In one example, MosAIc found a link between Jan Asselijn's "The Threatened Swan" and Francisco de Zurbarán's "The Martyrdom of Saint Serapion." An MIT CSAIL doctoral student named Mark Hamilton who was lead author on a paper regarding the MosAIc project said: "These two artists did not have correspondence or meet each other during their lives, yet their paintings hinted at a rich, latent structure that underlies both of their works."

Microsoft, MIT design MosAIC system
Microsoft joined MIT's CSAIL Laboratory in the design of MoSAIc — which took inspiration from the "Rembrandt and Velazquez" exhibit in the Rijksmuseum, curated to pair up paintings that might look different yet share a deeper connection through interpretative or critical styles, The Next Web reports.
Researchers enter a query like "which musical instrument is closest to this painting of a blue and white dress?" For this example, the algorithm replied with a blue and porcelain violin that helped researchers draw cultural exchanges between the Chinese and the Dutch.
AI built to match color, style, meaning, theme
In some respects, MosAIc isn't unlike Google's X degrees of separation experiment — which drew links between two images or artworks through a series of paintings. But MosAIc tops this because it only needs one image to find similar stylistic designs in other images. The new algorithm uses input images to match works across varying cultures.
Building the algorithm was challenging because the goal of matching images had to work based on not only similar color and style, but also theme and meaning, according to Hamilton. The full paper on the algorithm is available here.

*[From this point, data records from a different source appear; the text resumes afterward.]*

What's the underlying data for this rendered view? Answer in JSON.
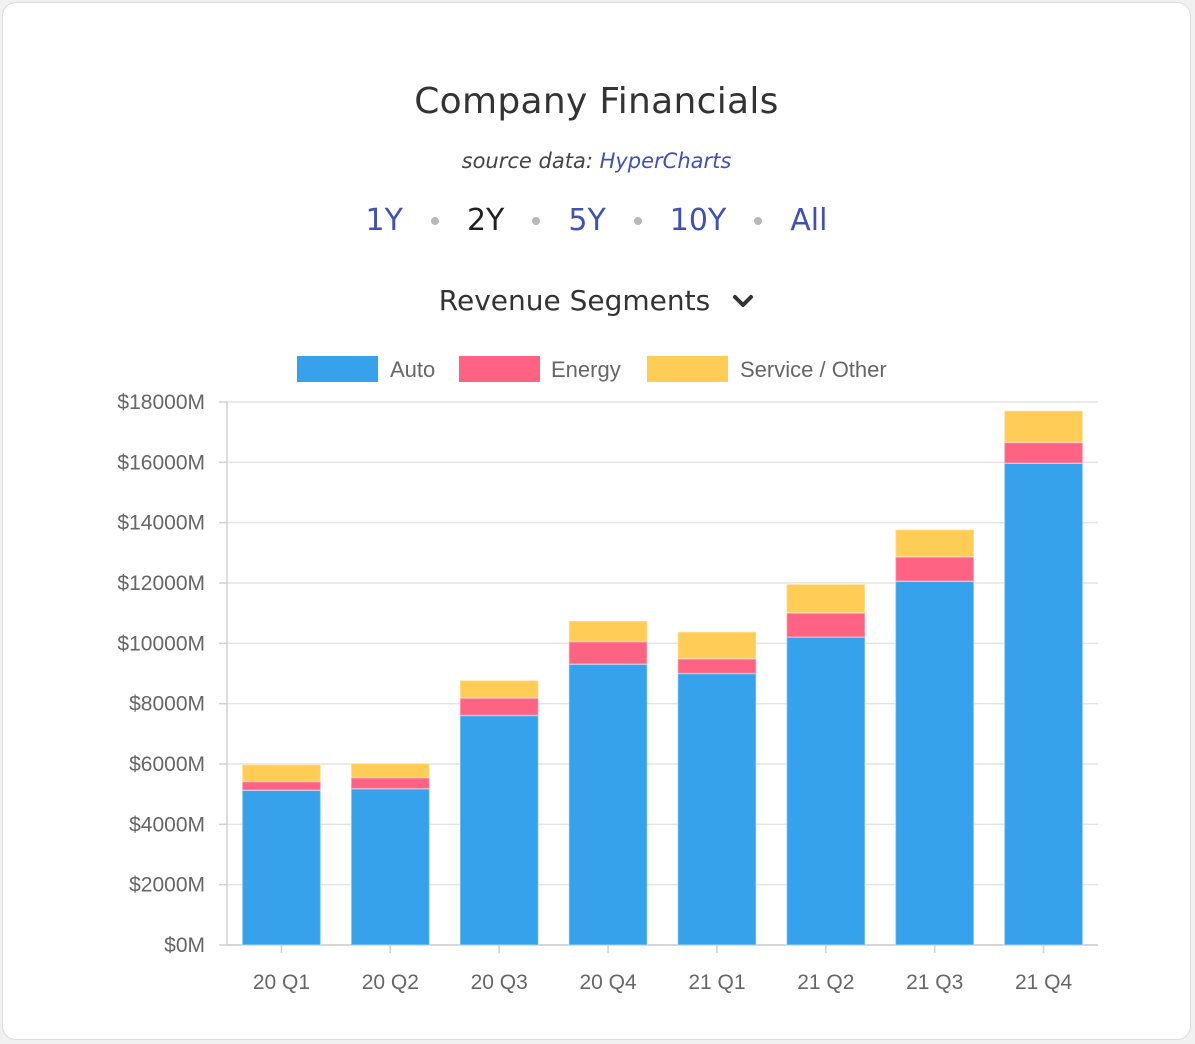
{
  "header": {
    "title": "Company Financials",
    "source_prefix": "source data:",
    "source_link": "HyperCharts"
  },
  "ranges": [
    {
      "label": "1Y",
      "active": false
    },
    {
      "label": "2Y",
      "active": true
    },
    {
      "label": "5Y",
      "active": false
    },
    {
      "label": "10Y",
      "active": false
    },
    {
      "label": "All",
      "active": false
    }
  ],
  "metric_dropdown": {
    "selected": "Revenue Segments",
    "icon": "chevron-down-icon"
  },
  "chart_data": {
    "type": "bar",
    "stacked": true,
    "categories": [
      "20 Q1",
      "20 Q2",
      "20 Q3",
      "20 Q4",
      "21 Q1",
      "21 Q2",
      "21 Q3",
      "21 Q4"
    ],
    "series": [
      {
        "name": "Auto",
        "color": "#36a2eb",
        "values": [
          5130,
          5180,
          7610,
          9310,
          9000,
          10210,
          12060,
          15970
        ]
      },
      {
        "name": "Energy",
        "color": "#ff6384",
        "values": [
          290,
          370,
          580,
          750,
          490,
          800,
          810,
          690
        ]
      },
      {
        "name": "Service / Other",
        "color": "#ffcd56",
        "values": [
          560,
          470,
          580,
          680,
          890,
          950,
          900,
          1050
        ]
      }
    ],
    "y_ticks": [
      "$0M",
      "$2000M",
      "$4000M",
      "$6000M",
      "$8000M",
      "$10000M",
      "$12000M",
      "$14000M",
      "$16000M",
      "$18000M"
    ],
    "ylim": [
      0,
      18000
    ],
    "grid": true,
    "legend_position": "top"
  }
}
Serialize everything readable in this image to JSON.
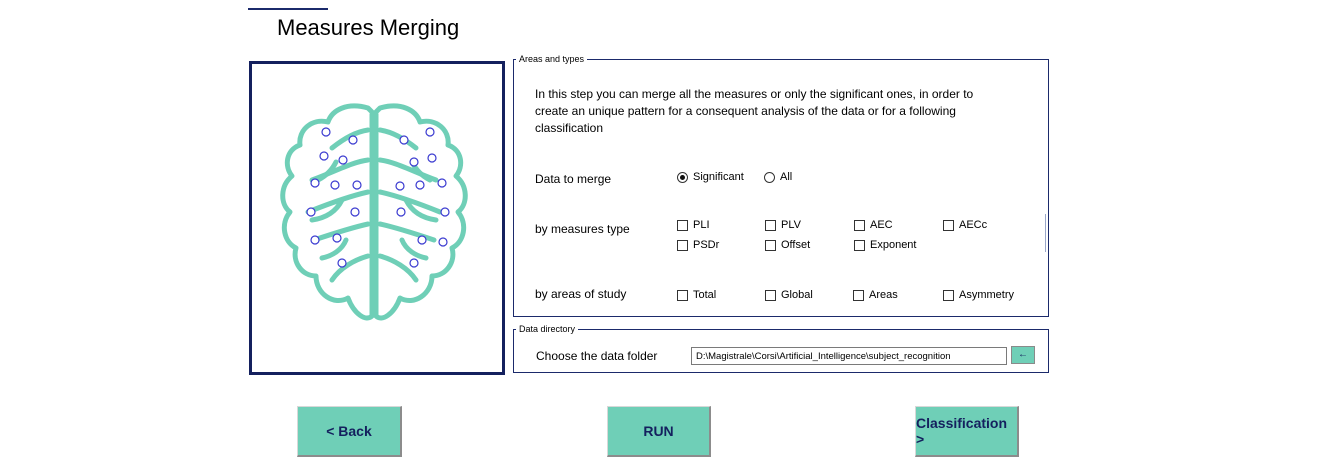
{
  "page_title": "Measures Merging",
  "areas_group": {
    "legend": "Areas and types",
    "description": "In this step you can merge all the measures or only the significant ones, in order to create an unique pattern for a consequent analysis of the data or for a following classification",
    "data_to_merge": {
      "label": "Data to merge",
      "options": [
        {
          "label": "Significant",
          "selected": true
        },
        {
          "label": "All",
          "selected": false
        }
      ]
    },
    "by_measures_type": {
      "label": "by measures type",
      "options": [
        "PLI",
        "PLV",
        "AEC",
        "AECc",
        "PSDr",
        "Offset",
        "Exponent"
      ]
    },
    "by_areas_of_study": {
      "label": "by areas of study",
      "options": [
        "Total",
        "Global",
        "Areas",
        "Asymmetry"
      ]
    }
  },
  "data_directory": {
    "legend": "Data directory",
    "label": "Choose the data folder",
    "path": "D:\\Magistrale\\Corsi\\Artificial_Intelligence\\subject_recognition",
    "browse_label": "←"
  },
  "buttons": {
    "back": "<  Back",
    "run": "RUN",
    "classification": "Classification >"
  },
  "colors": {
    "accent_button": "#6fcfb7",
    "frame_navy": "#14205e",
    "brain_outline": "#6fcfb7"
  },
  "icons": {
    "brain": "brain-illustration"
  }
}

AI art comparisons could explore limits of GAN
He and his colleagues used a novel K-Nearest Neighbor (KNN) data structure that links similar images via a tree-like figure, and they moved through the aesthetic structure until they discovered the closest result. Then they applied the algorithm to the combined open-access artworks of the Rijksmuseum and the MET.
The researchers also discovered that this AI method can help scientists find the limits of GAN (Generative Adversarial Network) on the basis of deepfake algorithms — and where they fail. However, it's still unclear if the algorithm may help distinguish deepfakes from the genuine artistic article.